Friday, February 15, 2013


There is an interesting paper from Norway that is promoting the idea of microscopic evaluation of illnesses. Is that good or bad?

Dr Torbjorn Omland and colleagues from the Arkershus University Hospital, Lorenskog, Norway, published their results from the " Prevention of events with ACE-I therapy ( PEACE ) trial, in the Feb 13th issue of JACC. They randomised 8290 patients with stable CAD ( no UAP episodes in the pass 3 months ), into the group that received Trandolapril and the group with placebo. The follow-up was 5.2 years. Anyway, this study write up subsequently focused on hs cTnI  ( highly sensitive cardiac troponin I ) and hs c TnT ( highly sensitive cardiac troponin T ) assays. They investigators found a high incidence of hs cTnI ( almost 98.5% had hs cTnI of over 1.2 pgm/ml ). This level is at the 99% percentile of the regular c TnI assay. What this means is that many stable CAD patients have an elevated hs c TnI. The investigators also noted that those with elevated hs c TnI had a 34% increase incidence of CV deaths and a 44% increase incidence of admission for heart failure ( and these were patients with normal LV systolic function at baseline ). These of course is after 5.2 years of follow-up.

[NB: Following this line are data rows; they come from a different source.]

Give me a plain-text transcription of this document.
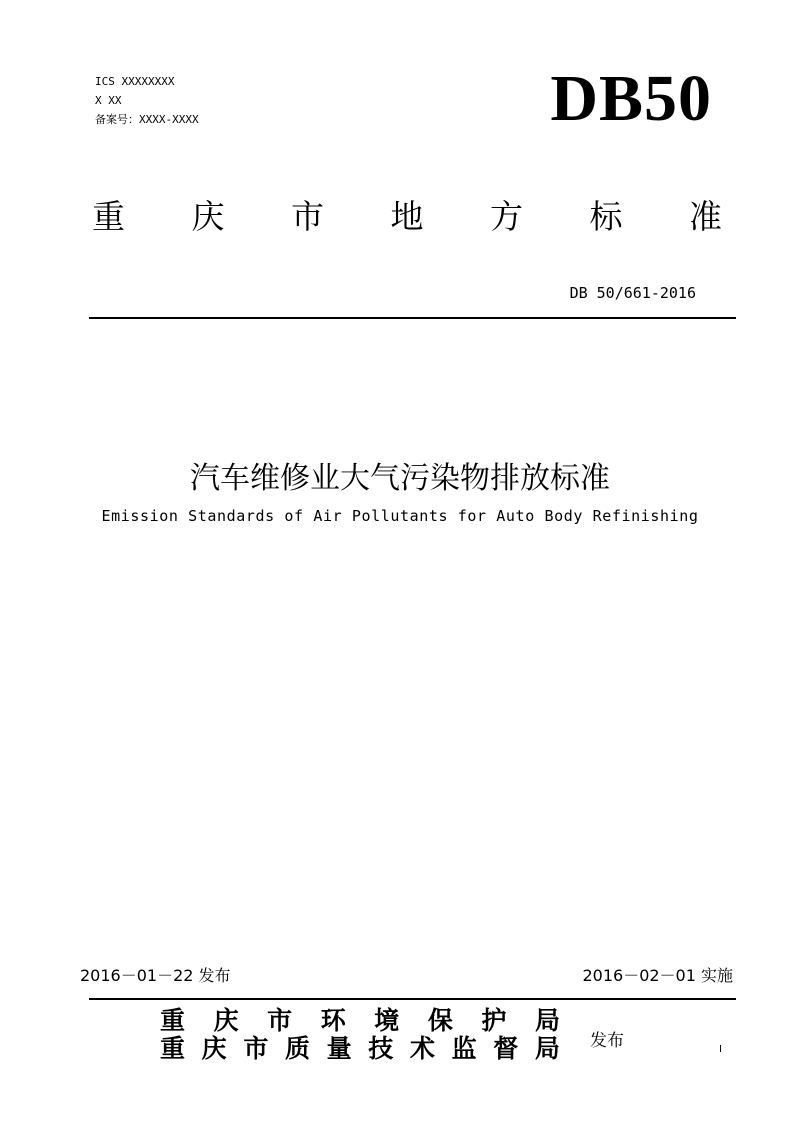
ICS XXXXXXXX
X XX
备案号：XXXX-XXXX	DB50
重 庆 市 地 方 标 准
DB 50/661-2016
汽车维修业大气污染物排放标准
Emission Standards of Air Pollutants for Auto Body Refinishing
2016－01－22 发布	2016－02－01 实施
重 庆 市 环 境 保 护 局
重 庆 市 质 量 技 术 监 督 局 发布	I
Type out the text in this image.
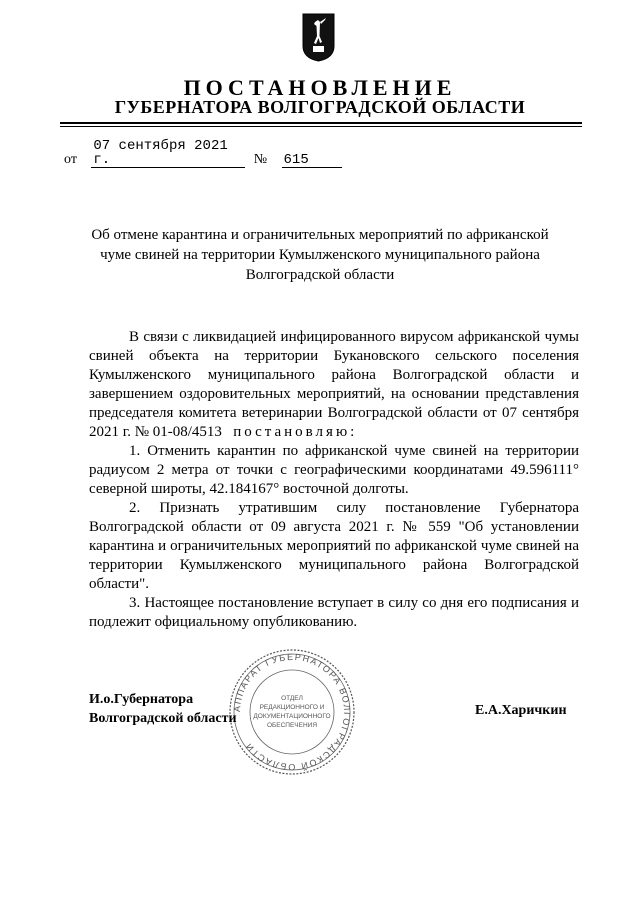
ПОСТАНОВЛЕНИЕ
ГУБЕРНАТОРА ВОЛГОГРАДСКОЙ ОБЛАСТИ
от 07 сентября 2021 г.	№ 615
Об отмене карантина и ограничительных мероприятий по африканской
чуме свиней на территории Кумылженского муниципального района
Волгоградской области
В связи с ликвидацией инфицированного вирусом африканской чумы свиней объекта на территории Букановского сельского поселения Кумылженского муниципального района Волгоградской области и завершением оздоровительных мероприятий, на основании представления председателя комитета ветеринарии Волгоградской области от 07 сентября 2021 г. № 01-08/4513 постановляю:
1. Отменить карантин по африканской чуме свиней на территории радиусом 2 метра от точки с географическими координатами 49.596111° северной широты, 42.184167° восточной долготы.
2. Признать утратившим силу постановление Губернатора Волгоградской области от 09 августа 2021 г. № 559 "Об установлении карантина и ограничительных мероприятий по африканской чуме свиней на территории Кумылженского муниципального района Волгоградской области".
3. Настоящее постановление вступает в силу со дня его подписания и подлежит официальному опубликованию.
АППАРАТ ГУБЕРНАТОРА ВОЛГОГРАДСКОЙ ОБЛАСТИ
ОТДЕЛ
РЕДАКЦИОННОГО И
ДОКУМЕНТАЦИОННОГО
ОБЕСПЕЧЕНИЯ
И.о.Губернатора
Волгоградской области
Е.А.Харичкин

Herein comes the delima. Should we venture into highly sensitive assays of cardiac troponins, are we over diagnosing an illness that is not there? Afterall, we started by saying that assays in the 99% percentile range are  normal. In fact, there are many conditions that can give a false positive cardiac troponin assay, including other structural heart disease, hypertension, hypertrophic cardiomyopathy, end stage renal disease, etc etc. Yet, if we do not pay cognizance, are we missing out on an important prognostic marker. Should we go ahead and do hs cTnI and find this group of people who are at increase risk of CCF and CV death, what shall we do? At the moment, we have so called marked a disease, for which we do not know what to do. Shall we angiogram this whole lot of stable CAD patients and create more jobs and cost, revascularise them, at even greater cost, or shall we leave them alone, in the knowledge that they may die, and that we do not know what to do with them. Should we re-vascularised them, and I am sure there are many interventionist out there just waiting with their guide catheters and guide wires, are we actually helping them , improve their prognosis or are we just revascularising them for our bread?
Dr Omland, you have now given us a headache.


Winston said...

I understand that there are quite a number of blood tests that can tell if one has a particular medical problem.
Like CD24 blood test for polyps of the colon.
If effective, this would encourage a lot more people to undergo the test rather then doing a colonoscopy which is quite daunting.
Especially the lavage part!
Another aspect of the problem is that some doctors prescribe Fleet lavage to clean the system prior to the colonoscopy.
This lavage is very salty and can cause kidney to the elderly and those with kidney deficiency.

hmatter said...

Hi Winston, I am not so familiar with CD 24 for Ca Colon? I do not know the sensitivity, specificity and predictive value.
I dare say that to the best of my knowledge, the sensitivity, specificity and predictive value of a non-invasive blood test, can never match that of a diagnostic, definitive colonoscopy. Hopeful, it can help to lessen the number of colonoscopy done, which is probably what you mean.